The single-item question on sleep duration was used in NHANES from waves 2005–2006 to waves 2015–2016. However, only waves 2011–2012 and 2013–2014 of NHANES were used here as these were the only two waves where respondents concurrently wear an accelerometer so that correlating of the two measures are feasible. The same sleep duration question was implemented in waves 2015–2016. In NHANES 2017–2018, another question was added to collect self-reported sleep duration during weekends.
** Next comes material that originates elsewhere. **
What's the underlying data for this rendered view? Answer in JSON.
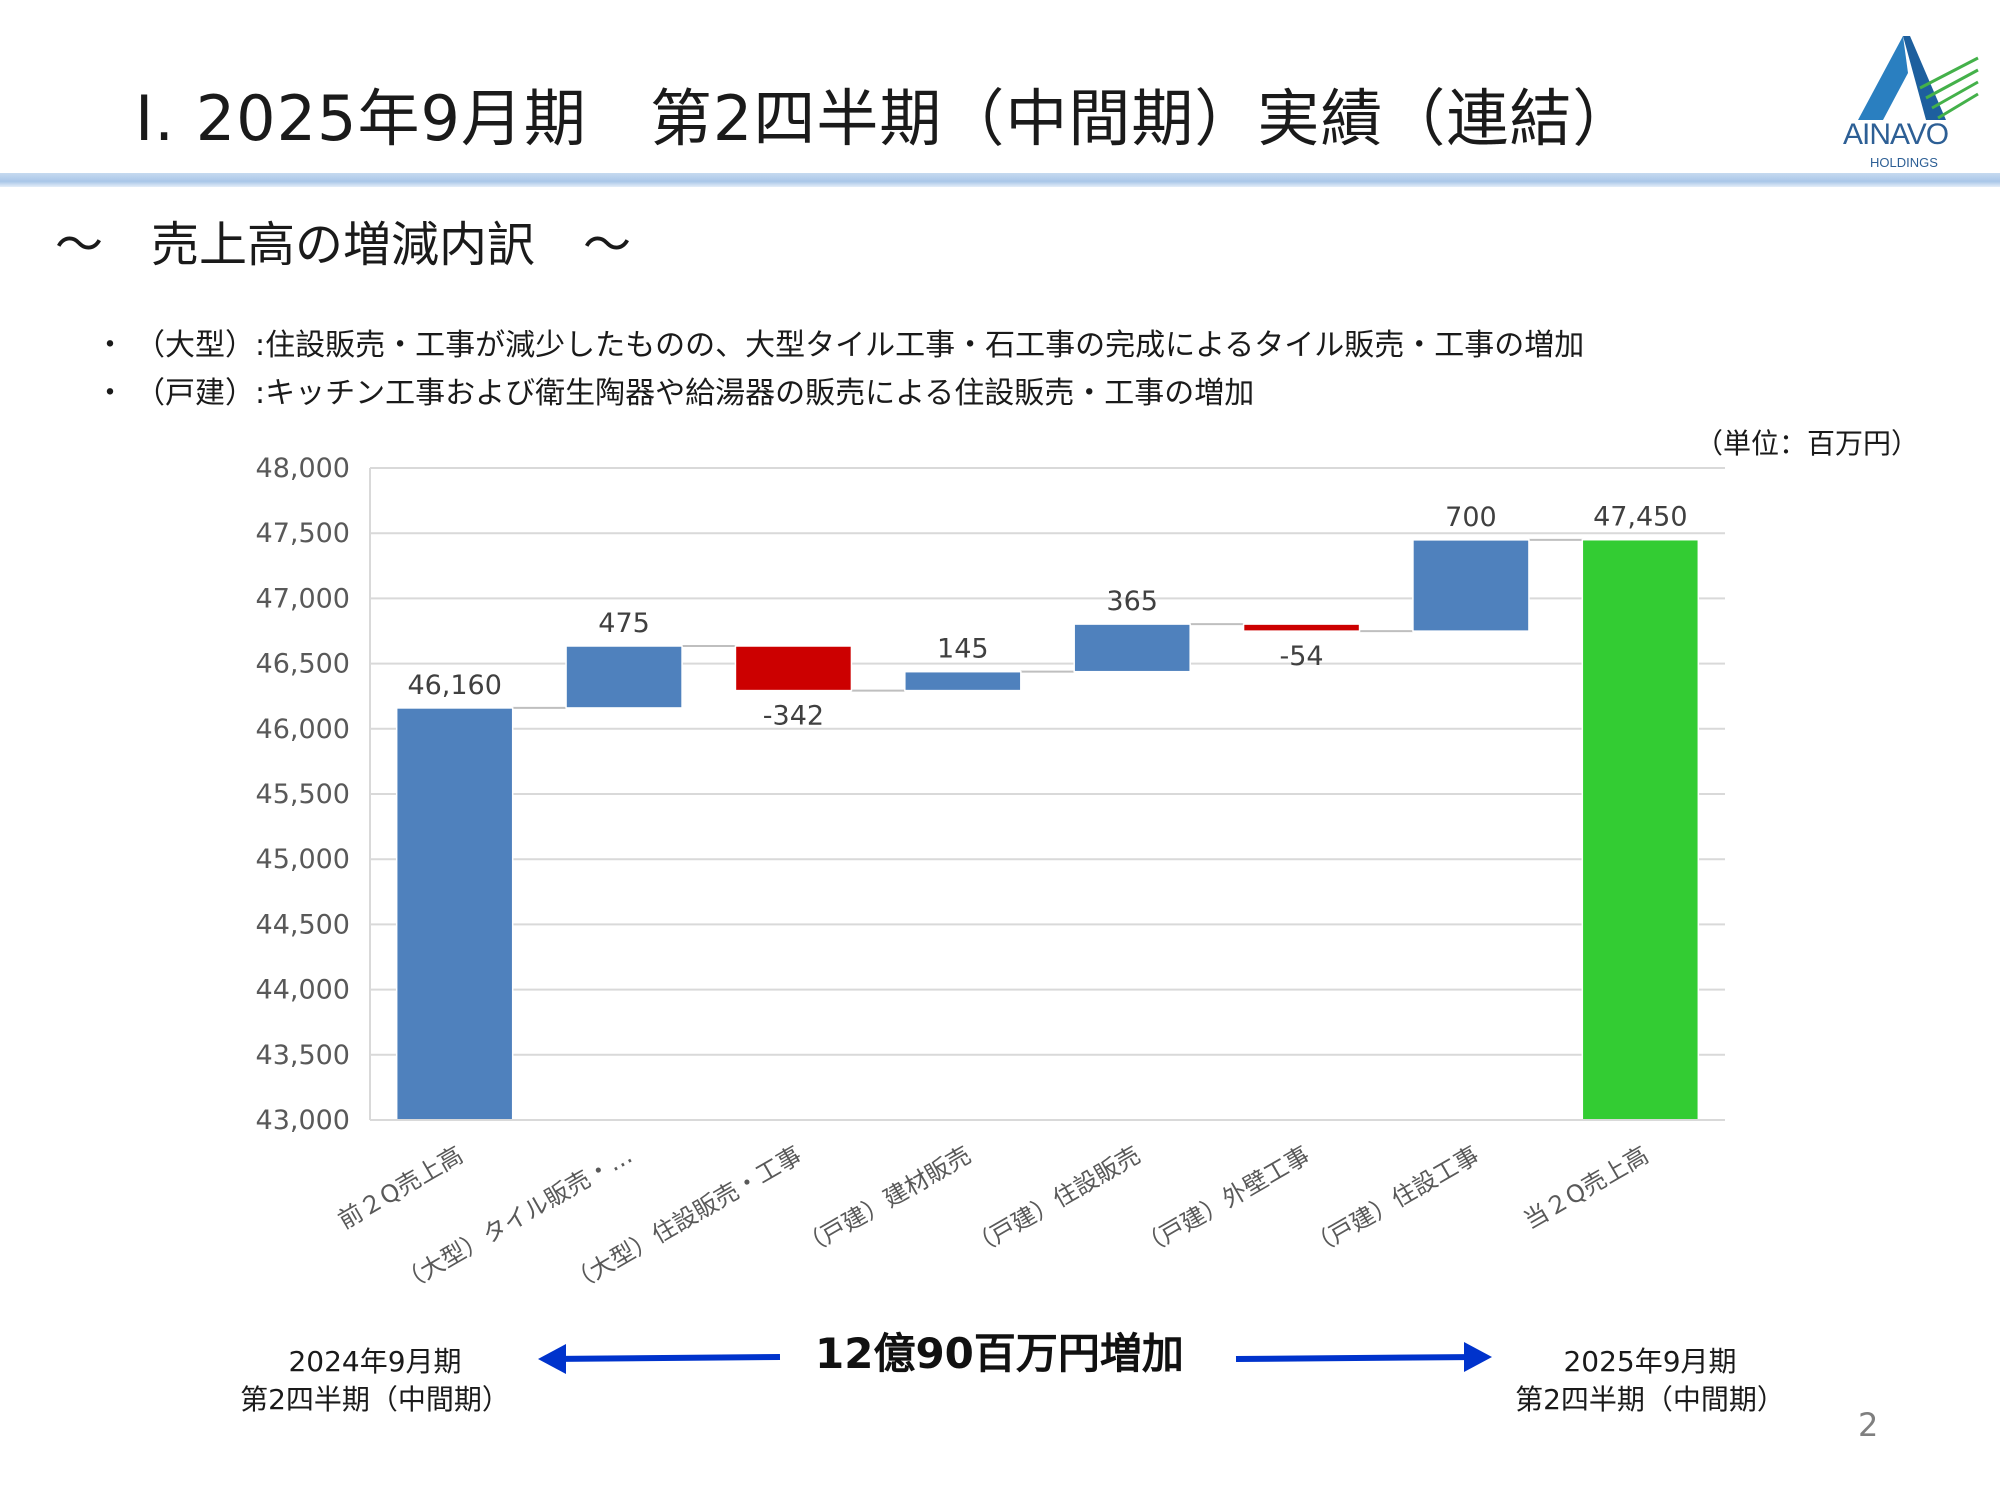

In fact, for sleep duration, two types of questionnaire are used in the literature; the first type is a single-item question that asks the respondents the average sleep duration per night (e.g., NHANES and BRFSS [14]), and the second type is a two-item questionnaire that asks the sleep onset time and wake up time, and the sleep duration is determined by their difference (e.g., Pittsburgh Sleep Quality Index, PSQI [16]). In NHANES 2019–2020, instead of asking the total sleep duration, the second type of questionnaire was used. However, no concurrent objective measurement of sleep duration was available for 2015–2016 onwards, and the validity of the new sleep questions could not be evaluated.
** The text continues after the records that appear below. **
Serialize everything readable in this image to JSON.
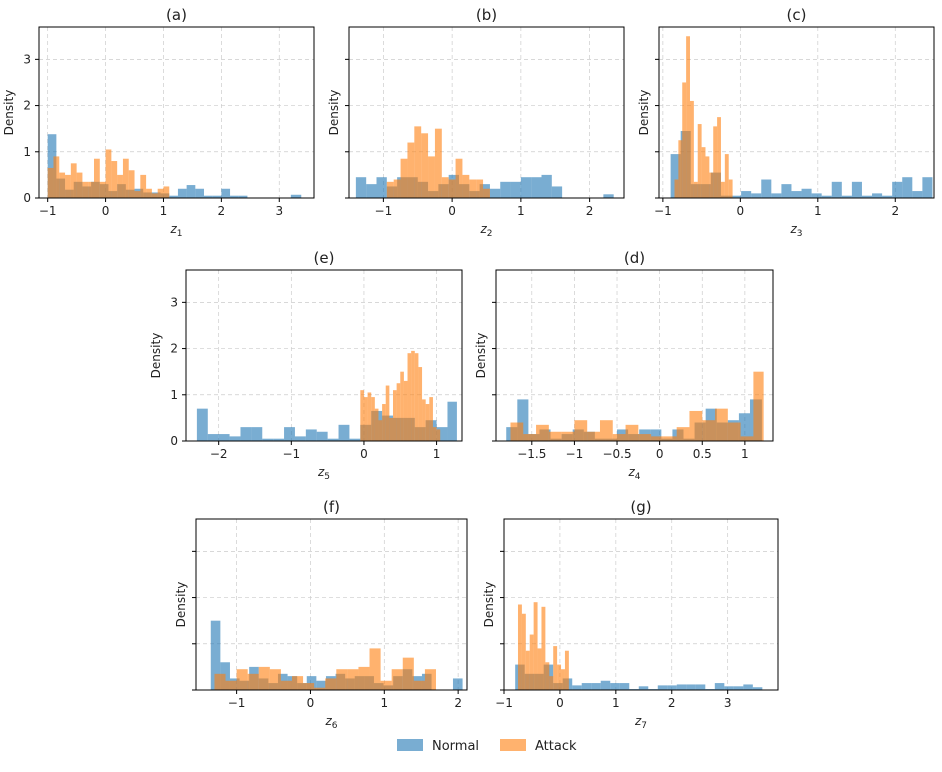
{
  "colors": {
    "normal": "#1f77b4",
    "attack": "#ff7f0e",
    "grid": "#cccccc"
  },
  "legend": {
    "items": [
      {
        "label": "Normal",
        "key": "normal"
      },
      {
        "label": "Attack",
        "key": "attack"
      }
    ],
    "placement": "bottom-center"
  },
  "chart_data": [
    {
      "type": "histogram",
      "title": "(a)",
      "xlabel_main": "z",
      "xlabel_sub": "1",
      "ylabel": "Density",
      "xlim": [
        -1.15,
        3.6
      ],
      "ylim": [
        0,
        3.7
      ],
      "xticks": [
        -1,
        0,
        1,
        2,
        3
      ],
      "yticks": [
        0,
        1,
        2,
        3
      ],
      "ytick_labels": true,
      "series": [
        {
          "name": "Normal",
          "key": "normal",
          "edges": [
            -1.0,
            -0.85,
            -0.7,
            -0.55,
            -0.4,
            -0.25,
            -0.1,
            0.05,
            0.2,
            0.35,
            0.5,
            0.65,
            0.8,
            0.95,
            1.1,
            1.25,
            1.4,
            1.55,
            1.7,
            1.85,
            2.0,
            2.15,
            2.3,
            2.45
          ],
          "values": [
            1.38,
            0.42,
            0.18,
            0.35,
            0.25,
            0.35,
            0.3,
            0.15,
            0.3,
            0.18,
            0.2,
            0.12,
            0.12,
            0.1,
            0.05,
            0.2,
            0.28,
            0.2,
            0.05,
            0.05,
            0.2,
            0.05,
            0.05
          ]
        },
        {
          "name": "Normal",
          "key": "normal",
          "edges": [
            3.2,
            3.38
          ],
          "values": [
            0.07
          ]
        },
        {
          "name": "Attack",
          "key": "attack",
          "edges": [
            -1.0,
            -0.9,
            -0.8,
            -0.7,
            -0.6,
            -0.5,
            -0.4,
            -0.3,
            -0.2,
            -0.1,
            0.0,
            0.1,
            0.2,
            0.3,
            0.4,
            0.5,
            0.6,
            0.7,
            0.8,
            0.9,
            1.0,
            1.1
          ],
          "values": [
            0.65,
            0.9,
            0.55,
            0.5,
            0.75,
            0.55,
            0.35,
            0.35,
            0.85,
            0.35,
            1.05,
            0.8,
            0.5,
            0.85,
            0.6,
            0.15,
            0.5,
            0.2,
            0.1,
            0.2,
            0.25
          ]
        }
      ]
    },
    {
      "type": "histogram",
      "title": "(b)",
      "xlabel_main": "z",
      "xlabel_sub": "2",
      "ylabel": "Density",
      "xlim": [
        -1.5,
        2.5
      ],
      "ylim": [
        0,
        3.7
      ],
      "xticks": [
        -1,
        0,
        1,
        2
      ],
      "yticks": [
        0,
        1,
        2,
        3
      ],
      "ytick_labels": false,
      "series": [
        {
          "name": "Normal",
          "key": "normal",
          "edges": [
            -1.4,
            -1.25,
            -1.1,
            -0.95,
            -0.8,
            -0.65,
            -0.5,
            -0.35,
            -0.2,
            -0.05,
            0.1,
            0.25,
            0.4,
            0.55,
            0.7,
            0.85,
            1.0,
            1.15,
            1.3,
            1.45,
            1.6
          ],
          "values": [
            0.45,
            0.3,
            0.45,
            0.25,
            0.45,
            0.45,
            0.35,
            0.15,
            0.3,
            0.5,
            0.3,
            0.15,
            0.3,
            0.2,
            0.35,
            0.35,
            0.45,
            0.45,
            0.5,
            0.25
          ]
        },
        {
          "name": "Normal",
          "key": "normal",
          "edges": [
            2.2,
            2.35
          ],
          "values": [
            0.08
          ]
        },
        {
          "name": "Attack",
          "key": "attack",
          "edges": [
            -0.95,
            -0.85,
            -0.75,
            -0.65,
            -0.55,
            -0.45,
            -0.35,
            -0.25,
            -0.15,
            -0.05,
            0.05,
            0.15,
            0.25,
            0.35,
            0.45,
            0.55
          ],
          "values": [
            0.35,
            0.4,
            0.85,
            1.2,
            1.55,
            1.4,
            0.9,
            1.5,
            0.45,
            0.4,
            0.85,
            0.5,
            0.4,
            0.4,
            0.2
          ]
        }
      ]
    },
    {
      "type": "histogram",
      "title": "(c)",
      "xlabel_main": "z",
      "xlabel_sub": "3",
      "ylabel": "Density",
      "xlim": [
        -1.05,
        2.5
      ],
      "ylim": [
        0,
        3.7
      ],
      "xticks": [
        -1,
        0,
        1,
        2
      ],
      "yticks": [
        0,
        1,
        2,
        3
      ],
      "ytick_labels": false,
      "series": [
        {
          "name": "Normal",
          "key": "normal",
          "edges": [
            -0.9,
            -0.77,
            -0.64,
            -0.51,
            -0.38,
            -0.25,
            -0.12,
            0.01,
            0.14,
            0.27,
            0.4,
            0.53,
            0.66,
            0.79,
            0.92,
            1.05,
            1.18,
            1.31,
            1.44,
            1.57,
            1.7,
            1.83,
            1.96,
            2.09,
            2.22,
            2.35,
            2.48
          ],
          "values": [
            0.95,
            1.45,
            0.3,
            0.3,
            0.55,
            0.05,
            0.05,
            0.15,
            0.1,
            0.4,
            0.1,
            0.3,
            0.15,
            0.2,
            0.1,
            0.05,
            0.35,
            0.05,
            0.35,
            0.05,
            0.1,
            0.05,
            0.35,
            0.45,
            0.15,
            0.45
          ]
        },
        {
          "name": "Attack",
          "key": "attack",
          "edges": [
            -0.85,
            -0.8,
            -0.75,
            -0.7,
            -0.65,
            -0.6,
            -0.55,
            -0.5,
            -0.45,
            -0.4,
            -0.35,
            -0.3,
            -0.25,
            -0.2,
            -0.15,
            -0.1
          ],
          "values": [
            0.4,
            1.25,
            2.5,
            3.5,
            2.1,
            0.35,
            1.6,
            1.1,
            0.9,
            0.55,
            1.55,
            1.75,
            0.35,
            0.95,
            0.4
          ]
        }
      ]
    },
    {
      "type": "histogram",
      "title": "(e)",
      "xlabel_main": "z",
      "xlabel_sub": "5",
      "ylabel": "Density",
      "xlim": [
        -2.45,
        1.35
      ],
      "ylim": [
        0,
        3.7
      ],
      "xticks": [
        -2,
        -1,
        0,
        1
      ],
      "yticks": [
        0,
        1,
        2,
        3
      ],
      "ytick_labels": true,
      "series": [
        {
          "name": "Normal",
          "key": "normal",
          "edges": [
            -2.3,
            -2.15,
            -2.0,
            -1.85,
            -1.7,
            -1.55,
            -1.4,
            -1.25,
            -1.1,
            -0.95,
            -0.8,
            -0.65,
            -0.5,
            -0.35,
            -0.2,
            -0.05,
            0.1,
            0.25,
            0.4,
            0.55,
            0.7,
            0.85,
            1.0,
            1.15,
            1.28
          ],
          "values": [
            0.7,
            0.15,
            0.15,
            0.1,
            0.3,
            0.3,
            0.05,
            0.05,
            0.3,
            0.1,
            0.25,
            0.2,
            0.05,
            0.35,
            0.05,
            0.35,
            0.65,
            0.55,
            0.5,
            0.5,
            0.3,
            0.45,
            0.3,
            0.85
          ]
        },
        {
          "name": "Attack",
          "key": "attack",
          "edges": [
            -0.05,
            0.0,
            0.05,
            0.1,
            0.15,
            0.2,
            0.25,
            0.3,
            0.35,
            0.4,
            0.45,
            0.5,
            0.55,
            0.6,
            0.65,
            0.7,
            0.75,
            0.8,
            0.85,
            0.9,
            0.95,
            1.0,
            1.05
          ],
          "values": [
            1.1,
            0.95,
            1.05,
            0.95,
            0.7,
            0.45,
            0.8,
            1.2,
            0.5,
            1.1,
            1.25,
            1.5,
            1.3,
            1.9,
            1.95,
            1.9,
            1.6,
            0.9,
            0.8,
            0.95,
            0.3,
            0.25
          ]
        }
      ]
    },
    {
      "type": "histogram",
      "title": "(d)",
      "xlabel_main": "z",
      "xlabel_sub": "4",
      "ylabel": "Density",
      "xlim": [
        -1.92,
        1.33
      ],
      "ylim": [
        0,
        3.7
      ],
      "xticks": [
        -1.5,
        -1.0,
        -0.5,
        0.0,
        0.5,
        1.0
      ],
      "yticks": [
        0,
        1,
        2,
        3
      ],
      "ytick_labels": false,
      "series": [
        {
          "name": "Normal",
          "key": "normal",
          "edges": [
            -1.8,
            -1.67,
            -1.54,
            -1.41,
            -1.28,
            -1.15,
            -1.02,
            -0.89,
            -0.76,
            -0.63,
            -0.5,
            -0.37,
            -0.24,
            -0.11,
            0.02,
            0.15,
            0.28,
            0.41,
            0.54,
            0.67,
            0.8,
            0.93,
            1.06,
            1.2
          ],
          "values": [
            0.3,
            0.9,
            0.15,
            0.25,
            0.05,
            0.15,
            0.25,
            0.2,
            0.05,
            0.05,
            0.25,
            0.15,
            0.25,
            0.25,
            0.05,
            0.25,
            0.05,
            0.4,
            0.7,
            0.4,
            0.45,
            0.6,
            0.9
          ]
        },
        {
          "name": "Attack",
          "key": "attack",
          "edges": [
            -1.75,
            -1.6,
            -1.45,
            -1.3,
            -1.15,
            -1.0,
            -0.85,
            -0.7,
            -0.55,
            -0.4,
            -0.25,
            -0.1,
            0.05,
            0.2,
            0.35,
            0.5,
            0.65,
            0.8,
            0.95,
            1.1,
            1.22
          ],
          "values": [
            0.4,
            0.15,
            0.35,
            0.2,
            0.2,
            0.45,
            0.2,
            0.45,
            0.15,
            0.35,
            0.15,
            0.1,
            0.1,
            0.3,
            0.65,
            0.45,
            0.7,
            0.4,
            0.1,
            1.5
          ]
        }
      ]
    },
    {
      "type": "histogram",
      "title": "(f)",
      "xlabel_main": "z",
      "xlabel_sub": "6",
      "ylabel": "Density",
      "xlim": [
        -1.55,
        2.12
      ],
      "ylim": [
        0,
        3.7
      ],
      "xticks": [
        -1,
        0,
        1,
        2
      ],
      "yticks": [
        0,
        1,
        2,
        3
      ],
      "ytick_labels": false,
      "series": [
        {
          "name": "Normal",
          "key": "normal",
          "edges": [
            -1.35,
            -1.22,
            -1.09,
            -0.96,
            -0.83,
            -0.7,
            -0.57,
            -0.44,
            -0.31,
            -0.18,
            -0.05,
            0.08,
            0.21,
            0.34,
            0.47,
            0.6,
            0.73,
            0.86,
            0.99,
            1.12,
            1.25,
            1.38,
            1.51,
            1.64
          ],
          "values": [
            1.5,
            0.6,
            0.25,
            0.2,
            0.5,
            0.25,
            0.15,
            0.35,
            0.3,
            0.15,
            0.3,
            0.2,
            0.3,
            0.35,
            0.25,
            0.3,
            0.3,
            0.15,
            0.1,
            0.3,
            0.45,
            0.3,
            0.35
          ]
        },
        {
          "name": "Normal",
          "key": "normal",
          "edges": [
            1.93,
            2.06
          ],
          "values": [
            0.25
          ]
        },
        {
          "name": "Attack",
          "key": "attack",
          "edges": [
            -1.3,
            -1.15,
            -1.0,
            -0.85,
            -0.7,
            -0.55,
            -0.4,
            -0.25,
            -0.1,
            0.05,
            0.2,
            0.35,
            0.5,
            0.65,
            0.8,
            0.95,
            1.1,
            1.25,
            1.4,
            1.55,
            1.7
          ],
          "values": [
            0.35,
            0.2,
            0.45,
            0.35,
            0.5,
            0.45,
            0.2,
            0.3,
            0.15,
            0.05,
            0.25,
            0.45,
            0.45,
            0.5,
            0.9,
            0.2,
            0.45,
            0.7,
            0.2,
            0.45
          ]
        }
      ]
    },
    {
      "type": "histogram",
      "title": "(g)",
      "xlabel_main": "z",
      "xlabel_sub": "7",
      "ylabel": "Density",
      "xlim": [
        -1.0,
        3.9
      ],
      "ylim": [
        0,
        3.7
      ],
      "xticks": [
        -1,
        0,
        1,
        2,
        3
      ],
      "yticks": [
        0,
        1,
        2,
        3
      ],
      "ytick_labels": false,
      "series": [
        {
          "name": "Normal",
          "key": "normal",
          "edges": [
            -0.8,
            -0.63,
            -0.46,
            -0.29,
            -0.12,
            0.05,
            0.22,
            0.39,
            0.56,
            0.73,
            0.9,
            1.07,
            1.24,
            1.41,
            1.58,
            1.75,
            1.92,
            2.09,
            2.26,
            2.43,
            2.6,
            2.77,
            2.94,
            3.11,
            3.28,
            3.45,
            3.62
          ],
          "values": [
            0.55,
            0.35,
            0.35,
            0.55,
            0.15,
            0.25,
            0.1,
            0.15,
            0.15,
            0.2,
            0.15,
            0.15,
            0.02,
            0.08,
            0.02,
            0.1,
            0.1,
            0.12,
            0.12,
            0.12,
            0.02,
            0.15,
            0.08,
            0.08,
            0.12,
            0.06
          ]
        },
        {
          "name": "Attack",
          "key": "attack",
          "edges": [
            -0.75,
            -0.68,
            -0.61,
            -0.54,
            -0.47,
            -0.4,
            -0.33,
            -0.26,
            -0.19,
            -0.12,
            -0.05,
            0.02,
            0.09,
            0.16
          ],
          "values": [
            1.85,
            1.65,
            0.85,
            1.2,
            1.9,
            0.9,
            1.8,
            0.6,
            0.3,
            0.95,
            0.55,
            0.45,
            0.85
          ]
        }
      ]
    }
  ]
}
In BRFSS [14], a US community sample comparable to NHANES, both self-reported and accelerometer-measured sleep duration, was 7 h/day. In the current sample, the self-reported sleep duration was 7 h/day and accelerometer-measured 6 h/day. Assuming that BRFSS and NHANES had a similar target population, it is possible that the accelerometer algorithm was biased and underestimated the actual sleep duration. However, no other measurements of sleep duration were available for the NHANES sample, and this postulation could not be examined. Also, the BRFSS subsample analyzed in the aforementioned study may not be comparable to NHANES as it was a small (n = 300) and geographically limited (Upstate New York region) study.
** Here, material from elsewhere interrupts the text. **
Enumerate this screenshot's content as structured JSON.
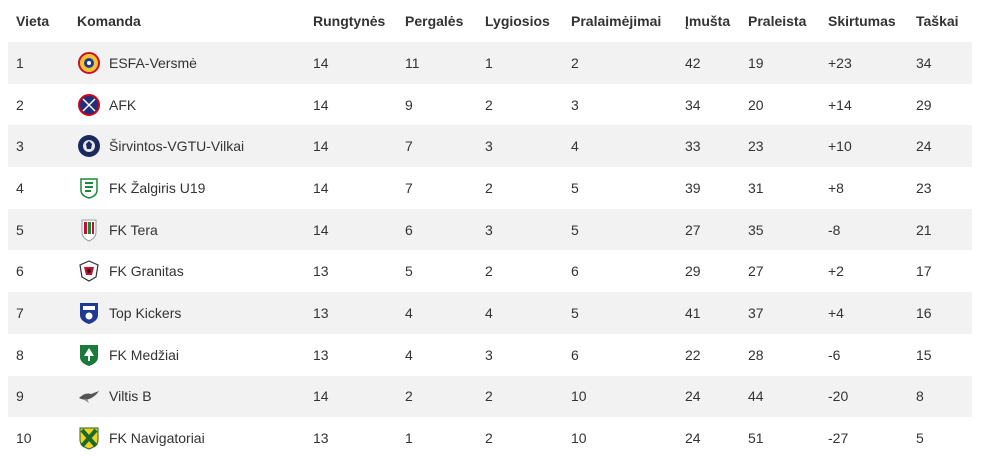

With the NHANES that surveyed a US-representative sample of n ~ 5,000 each year, much population-level research could be conducted, for example, sleep patterns in sub-groups and longitudinal change in sleep patterns. A simple analysis was performed here on the average sleep duration across different age groups, gender, ethnic groups, and education level (Table 1). The current research serves as a starting point of the above possibilities by providing the validity of the single-item sleep duration question.